1st Edition

The Manning of the Royal Navy; Selected Public Pamphlets 1693-1873

By J.S. Bromley Copyright 1976
    476 Pages
    by Routledge

    476 Pages
    by Routledge

    How should the Royal Navy be manned? Was impressment the best answer to this question? Was the seizure of men off the streets by Press Gangs acceptable to a freedom-loving society? What was the alternative?
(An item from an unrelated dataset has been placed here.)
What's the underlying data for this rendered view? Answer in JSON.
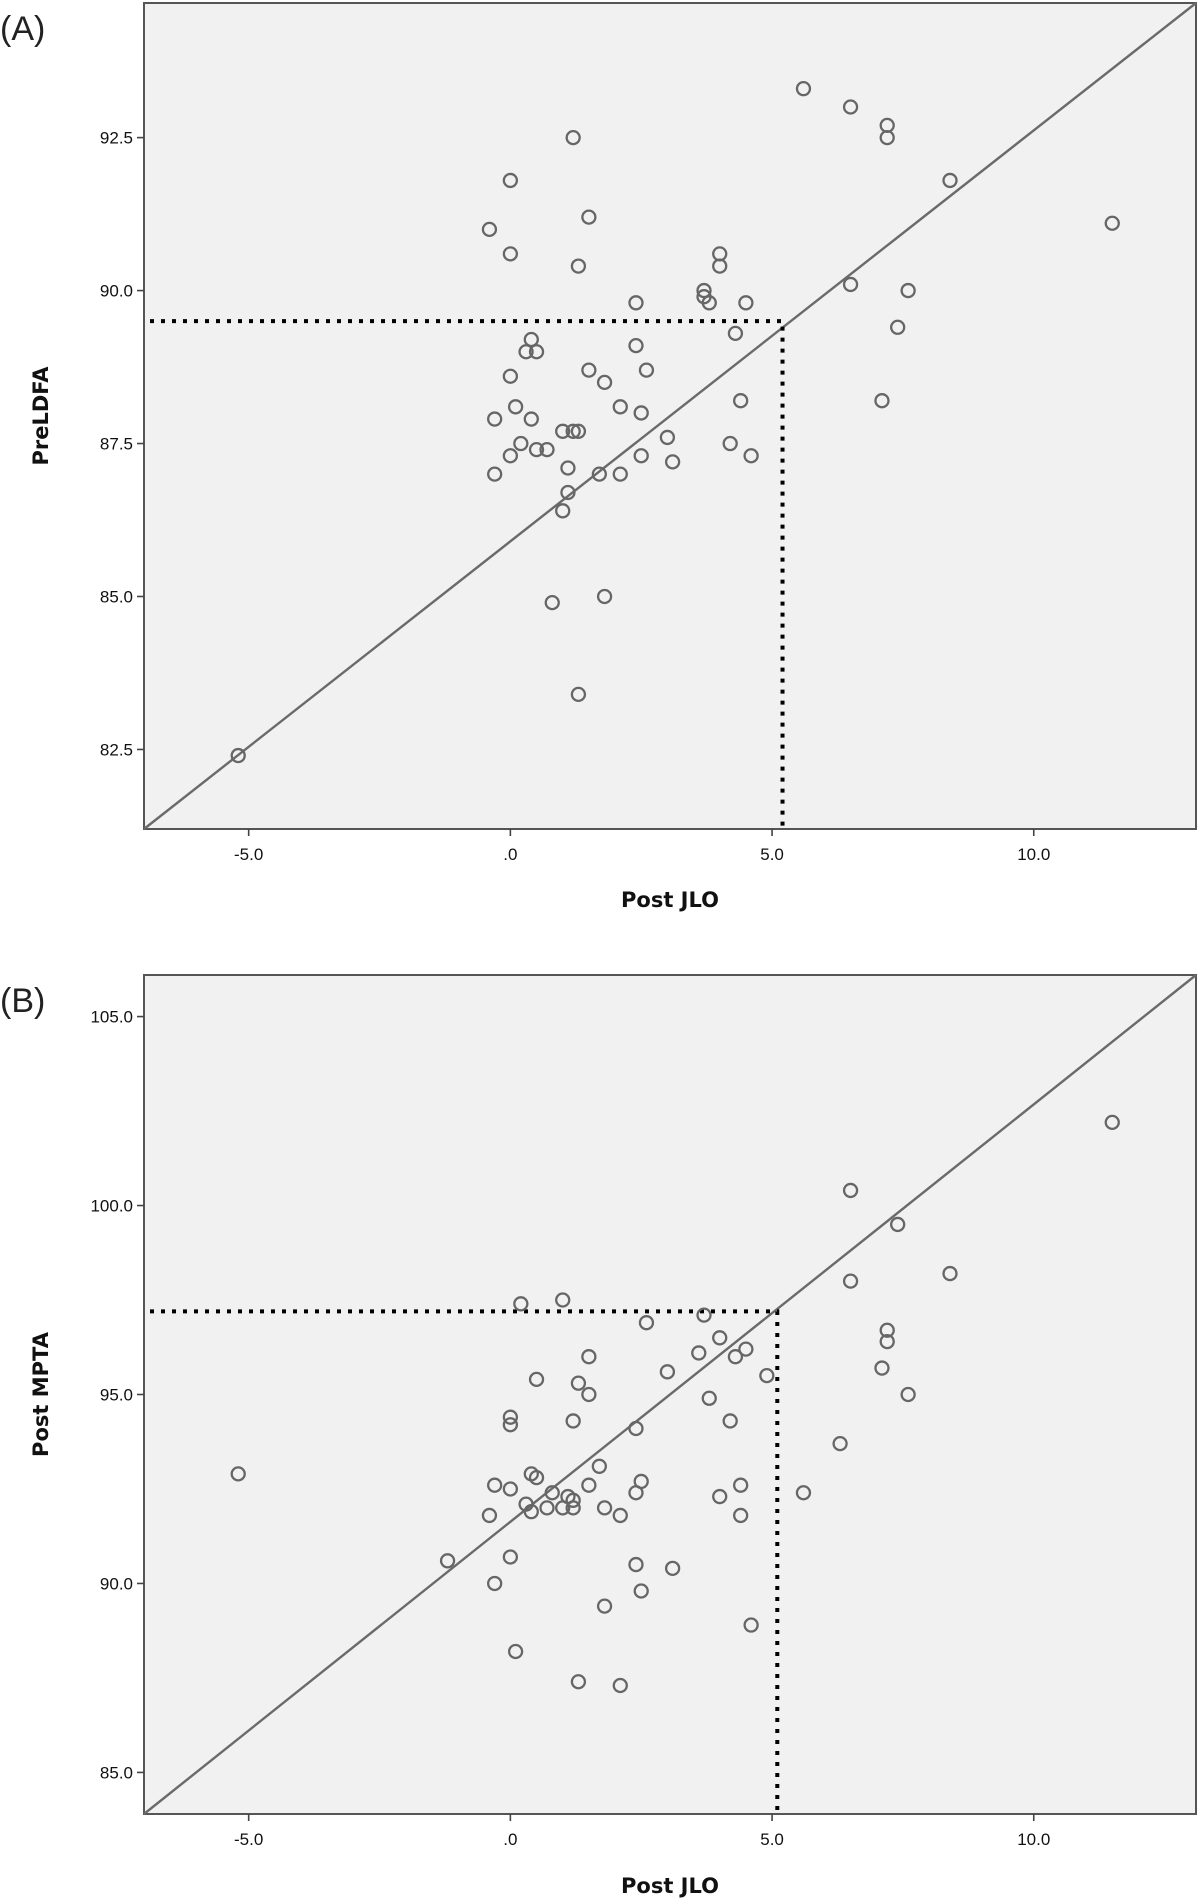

    This issue provoked considerable debate, especially with reference to the Georgian and Victorian Navy, and attracted the attention, not only of naval officers to whom it was an essential matter of vital concern, but also of politicians, administrators, and influential voices in the City and the Press. Professor Bromley examines this important subject through the medium of twenty-five separate and complete pamphlets that were written and publicly circulated between 1693 and 1873. The authors of these pamphlets range from admirals, captains, commanders, lieutenants, and a naval chaplain to a City liveryman, a Middlesex JP, and celebrated philanthropist. Biographies of these authors are provided.

    Biography

    Born in 1913, John Selwyn Bromley was educated at Bedford School and at New College, Oxford, before serving briefly as a lecturer at the University of Liverpool before the outbreak of war. He joined the Civil Service and was Private Secretary to the Financial Secretary to the Treasury between 1941 and 1946. He was Fellow in Modern History at Keble College, Oxford, between 1947 and 1960, and Professor of Modern History at the University of Southampton, between 1960 and 1977. He published widely and is best known for Volume VI of the New Cambridge Modern History, published in 1970. He was a keen promoter of Anglo-Dutch historical studies, and initiated a series of conferences in this field; as a result, he was made a Commander of the Order of Orange-Nassau in 1976. He was elected an honorary Vice-President of the Society for Nautical Research in 1981, and died in Southampton on 17 April 1985, aged 71.